Node-Level Uncertainty Estimation in LLM-Generated SQL
Hilaf Hasson, Ruocheng Guo
TL;DR
The paper tackles the problem of errors in LLM-generated SQL by estimating uncertainty at the node level within the query's AST. It introduces a semantically grounded ground-truth labeling scheme and a rich 72-feature featurization, trained with a gradient-boosted tree to produce calibrated per-node error probabilities. Empirical results across diverse databases and datasets show substantial improvements over token-logprob baselines and solid cross-database robustness, highlighting the approach's practical utility for targeted repair and selective execution. This node-centric, semantically aware uncertainty estimation offers an interpretable and effective alternative to aggregate sequence-level confidence measures, with direct implications for real-world Text-to-SQL pipelines.
Abstract
We present a practical framework for detecting errors in LLM-generated SQL by estimating uncertainty at the level of individual nodes in the query's abstract syntax tree (AST). Our approach proceeds in two stages. First, we introduce a semantically aware labeling algorithm that, given a generated SQL and a gold reference, assigns node-level correctness without over-penalizing structural containers or alias variation. Second, we represent each node with a rich set of schema-aware and lexical features - capturing identifier validity, alias resolution, type compatibility, ambiguity in scope, and typo signals - and train a supervised classifier to predict per-node error probabilities.

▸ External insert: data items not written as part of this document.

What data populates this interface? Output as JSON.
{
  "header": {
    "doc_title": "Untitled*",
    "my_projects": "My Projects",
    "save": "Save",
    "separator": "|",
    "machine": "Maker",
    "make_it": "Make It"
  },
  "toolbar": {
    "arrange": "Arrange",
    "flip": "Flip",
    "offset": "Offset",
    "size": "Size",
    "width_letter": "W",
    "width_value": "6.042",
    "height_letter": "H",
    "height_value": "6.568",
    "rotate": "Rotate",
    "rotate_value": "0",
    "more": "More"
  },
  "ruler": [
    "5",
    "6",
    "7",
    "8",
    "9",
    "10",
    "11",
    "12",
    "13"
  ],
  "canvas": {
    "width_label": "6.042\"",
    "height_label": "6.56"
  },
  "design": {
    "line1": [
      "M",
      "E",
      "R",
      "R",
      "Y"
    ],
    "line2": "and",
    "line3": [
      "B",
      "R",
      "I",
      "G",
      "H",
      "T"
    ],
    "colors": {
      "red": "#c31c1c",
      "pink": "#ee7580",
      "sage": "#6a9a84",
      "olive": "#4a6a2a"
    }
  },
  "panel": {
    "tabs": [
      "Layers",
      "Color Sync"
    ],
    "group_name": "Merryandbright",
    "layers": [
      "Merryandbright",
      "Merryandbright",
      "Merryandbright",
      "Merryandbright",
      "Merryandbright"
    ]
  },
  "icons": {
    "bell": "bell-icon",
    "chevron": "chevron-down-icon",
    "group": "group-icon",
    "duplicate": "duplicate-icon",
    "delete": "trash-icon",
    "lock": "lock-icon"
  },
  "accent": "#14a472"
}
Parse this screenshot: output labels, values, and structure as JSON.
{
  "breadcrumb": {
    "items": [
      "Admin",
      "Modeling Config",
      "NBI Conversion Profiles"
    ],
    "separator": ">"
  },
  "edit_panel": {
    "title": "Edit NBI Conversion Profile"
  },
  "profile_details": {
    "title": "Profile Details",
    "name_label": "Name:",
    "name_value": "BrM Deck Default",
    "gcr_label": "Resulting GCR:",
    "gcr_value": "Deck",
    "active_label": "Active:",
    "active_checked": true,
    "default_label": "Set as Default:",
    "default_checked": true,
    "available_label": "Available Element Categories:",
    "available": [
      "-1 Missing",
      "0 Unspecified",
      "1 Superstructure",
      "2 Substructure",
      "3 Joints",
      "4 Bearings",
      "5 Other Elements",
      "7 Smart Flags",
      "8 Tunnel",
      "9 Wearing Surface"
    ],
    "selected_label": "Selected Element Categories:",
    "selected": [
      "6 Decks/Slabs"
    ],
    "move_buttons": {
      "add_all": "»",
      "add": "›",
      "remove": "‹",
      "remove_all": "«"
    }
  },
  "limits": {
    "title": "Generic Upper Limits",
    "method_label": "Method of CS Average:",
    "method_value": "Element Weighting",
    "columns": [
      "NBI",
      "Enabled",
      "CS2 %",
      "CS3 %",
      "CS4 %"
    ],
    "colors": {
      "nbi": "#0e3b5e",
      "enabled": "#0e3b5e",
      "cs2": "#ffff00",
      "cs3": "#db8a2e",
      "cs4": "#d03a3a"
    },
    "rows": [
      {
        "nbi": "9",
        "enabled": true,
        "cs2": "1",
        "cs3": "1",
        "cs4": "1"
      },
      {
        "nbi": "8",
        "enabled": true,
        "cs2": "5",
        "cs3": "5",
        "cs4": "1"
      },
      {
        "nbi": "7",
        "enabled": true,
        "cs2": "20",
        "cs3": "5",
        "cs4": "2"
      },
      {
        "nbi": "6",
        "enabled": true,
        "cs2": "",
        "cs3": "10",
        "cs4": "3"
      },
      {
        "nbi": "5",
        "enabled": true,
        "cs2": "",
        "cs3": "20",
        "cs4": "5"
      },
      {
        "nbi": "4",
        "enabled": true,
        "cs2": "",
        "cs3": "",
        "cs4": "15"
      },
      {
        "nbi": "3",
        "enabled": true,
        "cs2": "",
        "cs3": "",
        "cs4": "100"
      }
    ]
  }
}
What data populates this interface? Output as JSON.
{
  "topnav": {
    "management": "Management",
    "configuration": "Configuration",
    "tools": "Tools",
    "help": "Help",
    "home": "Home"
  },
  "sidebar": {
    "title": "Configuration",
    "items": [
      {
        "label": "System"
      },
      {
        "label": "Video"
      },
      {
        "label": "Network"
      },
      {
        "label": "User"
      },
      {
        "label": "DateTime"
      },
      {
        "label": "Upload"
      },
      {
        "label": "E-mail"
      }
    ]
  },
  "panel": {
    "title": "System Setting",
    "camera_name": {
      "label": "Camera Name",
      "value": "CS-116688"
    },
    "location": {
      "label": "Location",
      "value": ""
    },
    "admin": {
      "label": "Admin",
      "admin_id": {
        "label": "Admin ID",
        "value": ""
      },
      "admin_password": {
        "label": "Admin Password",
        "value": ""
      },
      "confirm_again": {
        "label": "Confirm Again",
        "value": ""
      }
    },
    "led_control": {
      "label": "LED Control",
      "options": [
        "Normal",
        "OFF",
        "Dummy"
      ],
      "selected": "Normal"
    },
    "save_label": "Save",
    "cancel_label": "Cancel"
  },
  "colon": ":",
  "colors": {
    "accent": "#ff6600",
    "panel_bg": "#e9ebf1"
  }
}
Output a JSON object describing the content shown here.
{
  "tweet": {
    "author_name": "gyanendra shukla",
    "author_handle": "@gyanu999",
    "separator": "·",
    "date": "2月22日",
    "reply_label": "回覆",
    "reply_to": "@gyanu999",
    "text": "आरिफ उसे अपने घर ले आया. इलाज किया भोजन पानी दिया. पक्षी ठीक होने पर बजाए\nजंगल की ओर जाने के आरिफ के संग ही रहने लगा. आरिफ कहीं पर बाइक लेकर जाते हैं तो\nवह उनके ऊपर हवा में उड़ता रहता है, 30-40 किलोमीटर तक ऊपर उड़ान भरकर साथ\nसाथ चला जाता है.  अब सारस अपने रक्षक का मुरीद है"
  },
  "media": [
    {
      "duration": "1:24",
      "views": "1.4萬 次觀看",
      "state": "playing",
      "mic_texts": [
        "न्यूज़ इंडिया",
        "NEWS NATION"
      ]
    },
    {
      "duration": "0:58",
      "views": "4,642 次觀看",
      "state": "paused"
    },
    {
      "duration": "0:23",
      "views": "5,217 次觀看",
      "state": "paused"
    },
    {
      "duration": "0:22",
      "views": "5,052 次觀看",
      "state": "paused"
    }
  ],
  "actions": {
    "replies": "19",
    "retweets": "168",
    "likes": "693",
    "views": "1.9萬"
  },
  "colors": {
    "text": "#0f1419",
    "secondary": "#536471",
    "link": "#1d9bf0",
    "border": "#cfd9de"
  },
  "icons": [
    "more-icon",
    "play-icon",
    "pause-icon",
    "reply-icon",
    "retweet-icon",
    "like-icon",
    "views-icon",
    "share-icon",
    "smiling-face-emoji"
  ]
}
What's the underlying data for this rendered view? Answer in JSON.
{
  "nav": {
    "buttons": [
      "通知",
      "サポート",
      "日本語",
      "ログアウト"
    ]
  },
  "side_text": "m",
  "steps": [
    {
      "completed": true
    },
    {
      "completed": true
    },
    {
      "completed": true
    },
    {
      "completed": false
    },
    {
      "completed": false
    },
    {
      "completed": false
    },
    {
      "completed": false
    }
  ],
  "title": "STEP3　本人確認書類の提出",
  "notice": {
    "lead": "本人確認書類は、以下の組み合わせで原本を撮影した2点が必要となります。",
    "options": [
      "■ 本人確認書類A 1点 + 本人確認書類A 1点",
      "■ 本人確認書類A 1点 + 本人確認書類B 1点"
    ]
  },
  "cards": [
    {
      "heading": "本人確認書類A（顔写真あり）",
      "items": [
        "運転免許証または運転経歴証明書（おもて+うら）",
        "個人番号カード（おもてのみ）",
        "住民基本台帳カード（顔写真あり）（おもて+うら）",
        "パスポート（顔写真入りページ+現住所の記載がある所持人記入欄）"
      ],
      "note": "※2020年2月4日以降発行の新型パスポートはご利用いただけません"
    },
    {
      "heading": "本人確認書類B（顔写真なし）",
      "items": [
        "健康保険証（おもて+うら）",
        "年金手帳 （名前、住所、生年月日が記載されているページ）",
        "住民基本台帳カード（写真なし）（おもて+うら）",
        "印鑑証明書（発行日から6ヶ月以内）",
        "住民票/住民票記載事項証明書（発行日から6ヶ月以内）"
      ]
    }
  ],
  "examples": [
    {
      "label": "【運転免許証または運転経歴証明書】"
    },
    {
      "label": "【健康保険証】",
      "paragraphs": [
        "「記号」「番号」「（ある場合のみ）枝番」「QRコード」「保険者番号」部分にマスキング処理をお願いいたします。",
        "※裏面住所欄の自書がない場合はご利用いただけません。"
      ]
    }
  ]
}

We interpret these probabilities as calibrated uncertainty, enabling fine-grained diagnostics that pinpoint exactly where a query is likely to be wrong. Across multiple databases and datasets, our method substantially outperforms token log-probabilities: average AUC improves by +27.44% while maintaining robustness under cross-database evaluation. Beyond serving as an accuracy signal, node-level uncertainty supports targeted repair, human-in-the-loop review, and downstream selective execution. Together, these results establish node-centric, semantically grounded uncertainty estimation as a strong and interpretable alternative to aggregate sequence level confidence measures.